Defender as vantagens comparativas da Zona Franca de Manaus não está sendo fácil para a bancada do Amazonas. O governo federal tem utilizado a concessão de incentivos fiscais para direcionar investimentos para os centros mais desenvolvidos, com maior infraestrura e capacidade de consumo. E há interesse da indústria em se estabelecer nessas áreas,com mão de obra mais qualificada e menor gargalo estruturante.
O resultado é a perda de competitividade do parque industrial de Manaus e o enfraquecimento dos que montaram suas careiras politicas em cima de um discurso, nem sempre sincero, de defesa da Suframa.
A bancada do Amazonas vem se esforçando para evitar um desastre.
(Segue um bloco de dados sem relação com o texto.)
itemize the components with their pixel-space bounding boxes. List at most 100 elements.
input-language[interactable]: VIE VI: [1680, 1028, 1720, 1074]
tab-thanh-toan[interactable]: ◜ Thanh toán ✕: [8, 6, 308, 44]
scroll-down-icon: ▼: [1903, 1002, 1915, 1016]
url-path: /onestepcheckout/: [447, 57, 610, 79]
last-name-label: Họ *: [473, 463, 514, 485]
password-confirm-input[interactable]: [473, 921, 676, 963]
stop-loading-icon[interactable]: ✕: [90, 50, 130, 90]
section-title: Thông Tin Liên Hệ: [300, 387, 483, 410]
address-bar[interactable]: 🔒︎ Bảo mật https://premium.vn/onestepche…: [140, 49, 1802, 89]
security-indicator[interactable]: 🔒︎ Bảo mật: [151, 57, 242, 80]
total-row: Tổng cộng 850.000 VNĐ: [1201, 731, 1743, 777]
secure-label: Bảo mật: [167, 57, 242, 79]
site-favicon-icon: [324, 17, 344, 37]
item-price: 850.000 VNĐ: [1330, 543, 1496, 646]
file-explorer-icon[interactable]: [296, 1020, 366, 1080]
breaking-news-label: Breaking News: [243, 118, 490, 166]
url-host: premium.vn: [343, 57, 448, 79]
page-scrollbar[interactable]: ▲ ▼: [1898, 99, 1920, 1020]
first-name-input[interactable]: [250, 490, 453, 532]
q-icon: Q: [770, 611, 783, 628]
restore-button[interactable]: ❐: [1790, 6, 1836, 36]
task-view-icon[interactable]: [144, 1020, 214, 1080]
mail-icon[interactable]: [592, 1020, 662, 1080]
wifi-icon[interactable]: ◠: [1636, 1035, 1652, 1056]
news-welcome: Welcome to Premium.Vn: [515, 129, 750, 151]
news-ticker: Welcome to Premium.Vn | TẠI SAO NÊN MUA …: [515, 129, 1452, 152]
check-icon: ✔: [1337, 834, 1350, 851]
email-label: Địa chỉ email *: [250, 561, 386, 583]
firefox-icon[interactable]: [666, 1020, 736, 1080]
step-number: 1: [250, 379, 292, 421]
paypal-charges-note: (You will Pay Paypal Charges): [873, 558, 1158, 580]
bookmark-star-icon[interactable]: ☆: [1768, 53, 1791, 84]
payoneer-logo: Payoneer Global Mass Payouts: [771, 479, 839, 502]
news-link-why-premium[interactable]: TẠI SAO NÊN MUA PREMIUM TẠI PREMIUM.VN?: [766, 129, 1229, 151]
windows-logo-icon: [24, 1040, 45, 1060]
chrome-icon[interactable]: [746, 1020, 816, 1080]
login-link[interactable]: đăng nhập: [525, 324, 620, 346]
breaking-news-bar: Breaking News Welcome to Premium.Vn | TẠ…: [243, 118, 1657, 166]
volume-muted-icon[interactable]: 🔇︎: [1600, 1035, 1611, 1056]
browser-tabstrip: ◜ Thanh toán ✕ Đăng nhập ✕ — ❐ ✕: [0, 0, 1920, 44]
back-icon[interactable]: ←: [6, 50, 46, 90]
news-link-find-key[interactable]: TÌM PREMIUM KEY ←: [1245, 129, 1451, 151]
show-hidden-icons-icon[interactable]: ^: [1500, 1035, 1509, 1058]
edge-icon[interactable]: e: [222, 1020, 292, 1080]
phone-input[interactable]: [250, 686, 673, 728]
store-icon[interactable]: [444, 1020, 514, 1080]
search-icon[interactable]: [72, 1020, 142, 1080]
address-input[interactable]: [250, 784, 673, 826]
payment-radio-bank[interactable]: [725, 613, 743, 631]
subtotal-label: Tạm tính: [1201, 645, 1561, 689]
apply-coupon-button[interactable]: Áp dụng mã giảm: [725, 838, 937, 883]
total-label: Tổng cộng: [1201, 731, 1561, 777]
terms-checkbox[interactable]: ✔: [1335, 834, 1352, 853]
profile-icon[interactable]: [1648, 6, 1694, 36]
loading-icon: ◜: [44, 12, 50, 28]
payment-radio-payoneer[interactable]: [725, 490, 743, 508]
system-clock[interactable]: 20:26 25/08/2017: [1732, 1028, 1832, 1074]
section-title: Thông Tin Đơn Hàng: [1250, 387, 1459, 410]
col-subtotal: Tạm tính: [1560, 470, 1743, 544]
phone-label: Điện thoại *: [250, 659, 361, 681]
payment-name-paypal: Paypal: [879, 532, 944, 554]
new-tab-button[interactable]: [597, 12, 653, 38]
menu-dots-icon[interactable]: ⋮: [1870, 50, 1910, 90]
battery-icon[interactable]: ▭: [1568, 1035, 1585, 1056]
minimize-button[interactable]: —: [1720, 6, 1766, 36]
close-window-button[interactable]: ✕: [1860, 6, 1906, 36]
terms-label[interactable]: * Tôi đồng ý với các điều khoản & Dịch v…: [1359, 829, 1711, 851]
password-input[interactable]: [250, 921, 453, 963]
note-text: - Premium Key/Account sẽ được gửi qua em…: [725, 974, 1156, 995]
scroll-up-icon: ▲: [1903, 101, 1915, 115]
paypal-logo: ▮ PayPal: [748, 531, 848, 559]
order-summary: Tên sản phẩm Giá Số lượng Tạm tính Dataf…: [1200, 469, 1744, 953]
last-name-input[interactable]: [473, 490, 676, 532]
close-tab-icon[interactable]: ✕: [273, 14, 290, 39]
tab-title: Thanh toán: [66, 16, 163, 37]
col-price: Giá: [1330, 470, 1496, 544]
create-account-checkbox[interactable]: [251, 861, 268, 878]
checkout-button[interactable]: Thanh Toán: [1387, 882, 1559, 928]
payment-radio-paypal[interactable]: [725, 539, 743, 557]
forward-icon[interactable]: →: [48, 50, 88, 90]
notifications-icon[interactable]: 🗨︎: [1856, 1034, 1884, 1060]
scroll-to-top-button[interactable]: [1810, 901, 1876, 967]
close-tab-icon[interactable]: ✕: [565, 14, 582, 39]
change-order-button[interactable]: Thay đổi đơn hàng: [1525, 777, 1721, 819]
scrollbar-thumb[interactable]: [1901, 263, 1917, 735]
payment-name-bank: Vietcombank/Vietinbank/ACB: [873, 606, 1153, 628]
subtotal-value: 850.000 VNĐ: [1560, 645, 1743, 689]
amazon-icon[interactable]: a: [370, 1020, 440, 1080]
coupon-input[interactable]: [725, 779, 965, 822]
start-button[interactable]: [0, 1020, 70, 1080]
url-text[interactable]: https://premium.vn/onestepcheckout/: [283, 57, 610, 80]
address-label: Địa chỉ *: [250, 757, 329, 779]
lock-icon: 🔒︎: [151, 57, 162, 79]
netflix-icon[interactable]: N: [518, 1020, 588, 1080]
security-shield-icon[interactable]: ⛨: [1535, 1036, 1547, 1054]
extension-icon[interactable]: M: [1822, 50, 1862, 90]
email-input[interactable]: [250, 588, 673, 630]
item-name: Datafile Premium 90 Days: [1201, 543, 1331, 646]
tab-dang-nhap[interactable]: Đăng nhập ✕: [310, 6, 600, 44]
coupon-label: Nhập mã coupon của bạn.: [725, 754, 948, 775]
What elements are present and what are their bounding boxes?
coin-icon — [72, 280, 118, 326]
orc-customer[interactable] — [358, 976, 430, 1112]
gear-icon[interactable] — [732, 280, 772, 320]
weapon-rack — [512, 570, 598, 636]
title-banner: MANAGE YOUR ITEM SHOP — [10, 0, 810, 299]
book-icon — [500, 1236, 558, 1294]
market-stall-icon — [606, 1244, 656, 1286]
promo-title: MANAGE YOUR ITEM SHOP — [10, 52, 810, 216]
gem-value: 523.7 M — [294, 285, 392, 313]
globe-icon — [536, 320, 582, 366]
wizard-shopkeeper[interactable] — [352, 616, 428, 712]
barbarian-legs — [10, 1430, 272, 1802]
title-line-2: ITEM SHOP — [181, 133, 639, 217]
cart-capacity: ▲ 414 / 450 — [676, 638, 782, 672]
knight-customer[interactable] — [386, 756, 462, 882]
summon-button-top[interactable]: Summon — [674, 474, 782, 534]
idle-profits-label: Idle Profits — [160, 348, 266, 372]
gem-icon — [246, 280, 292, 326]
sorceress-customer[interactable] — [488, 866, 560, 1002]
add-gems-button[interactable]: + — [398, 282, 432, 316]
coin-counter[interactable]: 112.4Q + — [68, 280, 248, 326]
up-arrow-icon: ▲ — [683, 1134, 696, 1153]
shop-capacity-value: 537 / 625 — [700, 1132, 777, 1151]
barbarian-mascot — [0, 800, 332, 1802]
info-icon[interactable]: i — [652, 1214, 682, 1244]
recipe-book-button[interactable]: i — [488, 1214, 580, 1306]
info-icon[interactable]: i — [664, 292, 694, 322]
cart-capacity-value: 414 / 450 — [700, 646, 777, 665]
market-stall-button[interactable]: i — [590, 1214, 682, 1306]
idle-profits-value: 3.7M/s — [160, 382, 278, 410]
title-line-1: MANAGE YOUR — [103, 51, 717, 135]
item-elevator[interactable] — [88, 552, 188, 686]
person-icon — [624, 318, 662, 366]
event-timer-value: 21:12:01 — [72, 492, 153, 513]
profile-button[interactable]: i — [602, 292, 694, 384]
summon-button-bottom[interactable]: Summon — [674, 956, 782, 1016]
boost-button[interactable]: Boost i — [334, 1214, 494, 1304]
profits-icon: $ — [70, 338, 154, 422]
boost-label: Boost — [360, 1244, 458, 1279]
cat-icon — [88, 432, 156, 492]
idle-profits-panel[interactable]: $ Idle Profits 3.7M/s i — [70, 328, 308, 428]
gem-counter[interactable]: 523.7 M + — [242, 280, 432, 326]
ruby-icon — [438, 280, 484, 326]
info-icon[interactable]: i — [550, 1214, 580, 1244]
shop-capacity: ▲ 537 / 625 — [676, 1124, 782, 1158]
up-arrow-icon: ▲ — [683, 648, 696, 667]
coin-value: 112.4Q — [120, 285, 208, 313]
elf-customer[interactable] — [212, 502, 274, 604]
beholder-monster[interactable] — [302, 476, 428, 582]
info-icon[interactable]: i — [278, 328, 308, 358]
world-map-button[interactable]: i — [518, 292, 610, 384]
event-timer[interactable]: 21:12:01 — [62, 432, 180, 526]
Em meio a esse esforço há uma nova visão do mandato politico. O senador Eduardo Braga (PMDB), diz que é preciso pensar o País como um todo, e se esquiva das críticas, afirmando que é senador da República Federativa do Brasil, portanto com responsabilidades que vão muito além da questão regional.
Na prática, o senador, cujas emendas apresentadas a MP 534 compartilham com o Nordeste benefícios fiscais antes concedidos apenas a Zona Franca de Manaus, já disse de que lado está: do País. O problema e que foi eleito por um estado que faz parte de uma região discriminada e que tem sido abandonada à propria sorte.
O senador pode e deve contribiuir com o Brasil, mas sem esquecer que sua responsabilidade é com o Amazonas.